Netlify & Vercel Competing for Jamstack Market

Published: Architecture

Netlify and Vercel are serverless deployment platforms for web applications, both designed to allow you to deploy as quickly and easily as possible. Both have very similar feature sets, so which one should you use? The core feature set of both Netlify and Vercel is the build + Edge stack. Essentially, you trigger a build step either by using Git or uploading manually.

Build + Edge

Once built, your app is automatically deployed to Netlify or Vercel's Edge Network to ensure a fast UX. This makes it incredibly easy to stepup a static site (e.g. a blog like this one), since all you have to do is push your code. They're fairly equal in this matter, so I wouldn't consider either to be better.

Serverless Functions

Static sites are all well and good, but most applications need a backend to function. For this purpose, both Netlify and Vercel offer serverless functions via AWS Lambda.

Netlify

For Netlify, you create a functions directory in your project folder. You can then add AWS Lambda handlers in JavaScript or Go. Routing is handled based on the directory structure. You can read more at the official documentation here.

Vercel

Vercel has a very similar interface, using an api directory in your project, but it pulls out ahead in the features department with its support for Python and Ruby as well as JavaScript and Go, and it also supports a custom Express.js-like (req, res) => {...} format for JavaScript functions, as well as optional Edge caching for responses.

Server Side Rendering

Server-Side rendering, or SSR, is a huge win for Vercel, as it's just not really feasible with Netlify. On Vercel, you can deploy a server-side rendered Next.js application within minutes.

Authentication

Netlify has a built-in authentication platform based on the GoTrue API which you can easily setup. With Vercel, you'll have to setup authentication some other way.

Backend for Static Sites

Netlify provides three features which make it trivially easy to add common functionality to your site:

Netlify Forms: Manage forms and submissions without setting up any backend

Netlify Analytics (Paid): Server-side analytics you can setup with no client-side code whatsoever

Split Testing: Netlify allows you to easily A/B test two deployments

Pricing Both Netlify and Vercel have generous free plans. You can see the full pricing info here, here, and here, but here's a quick comparison:

Build Vercel is ahead here, with a soft limit of 100 build hours / month for free and 400 with the Pro plan ($20/month per member) compared to Netlify's 300 build minutes / month free and then $7/500 minutes. Most projects won't need anywhere near this much time anyway, so it probably won't matter for you.

Edge Both Netlify and Vercel give you 100GB of bandwidth free (although that's a soft limit for Vercel). Netlify sells additional bandwidth at $20/100 and Vercel gives you 1 TB with the Pro plan (also a soft limit).
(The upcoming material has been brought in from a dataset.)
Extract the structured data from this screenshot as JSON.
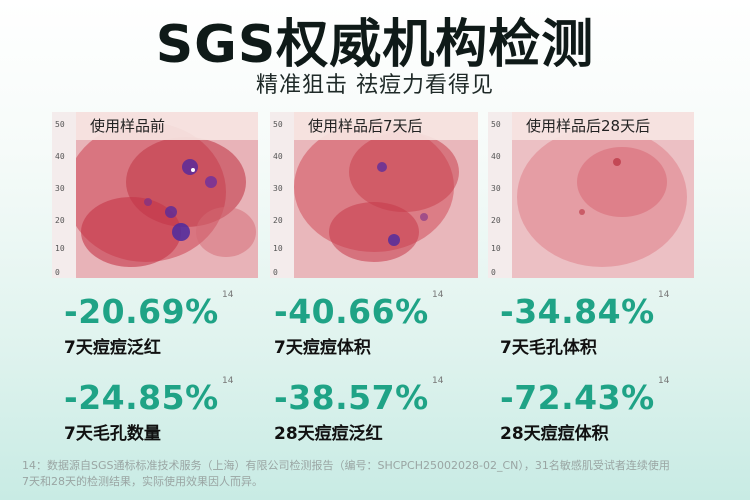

Serverless Functions Netlify bills based on the number of invocations, whereas Vercel bills based on GB-hours since you can customize your serveless function instances. Netlify gives you 125k invocations free, and then charges "$25+ when exceeded" (your guess is as good as mine). Vercel gives you 100GB-hours free, and 1000GB-hours with the Pro plan.

Netlify Forms, Identity, and Analytics Forms get 100 free submissions, then cost "$19+ when exceeded." Identity gives you 1000 free monthly active users, then charges $99 when exceeded. Analytics costs a flat rate of $9/month.

We can see a clear divergence of interests between Netlify and Vercel, two extremely similar products at first glance. Netlify is focused on making it easy to create client-side, static applications, and delivers on that goal wonderfully. Vercel, on the other hand, focuses on making back-end work simple. If you're creating a static site, Netlify is the clear choice, but if you need more server-side functionality and you don't mind spending a little time, Vercel is the way to go.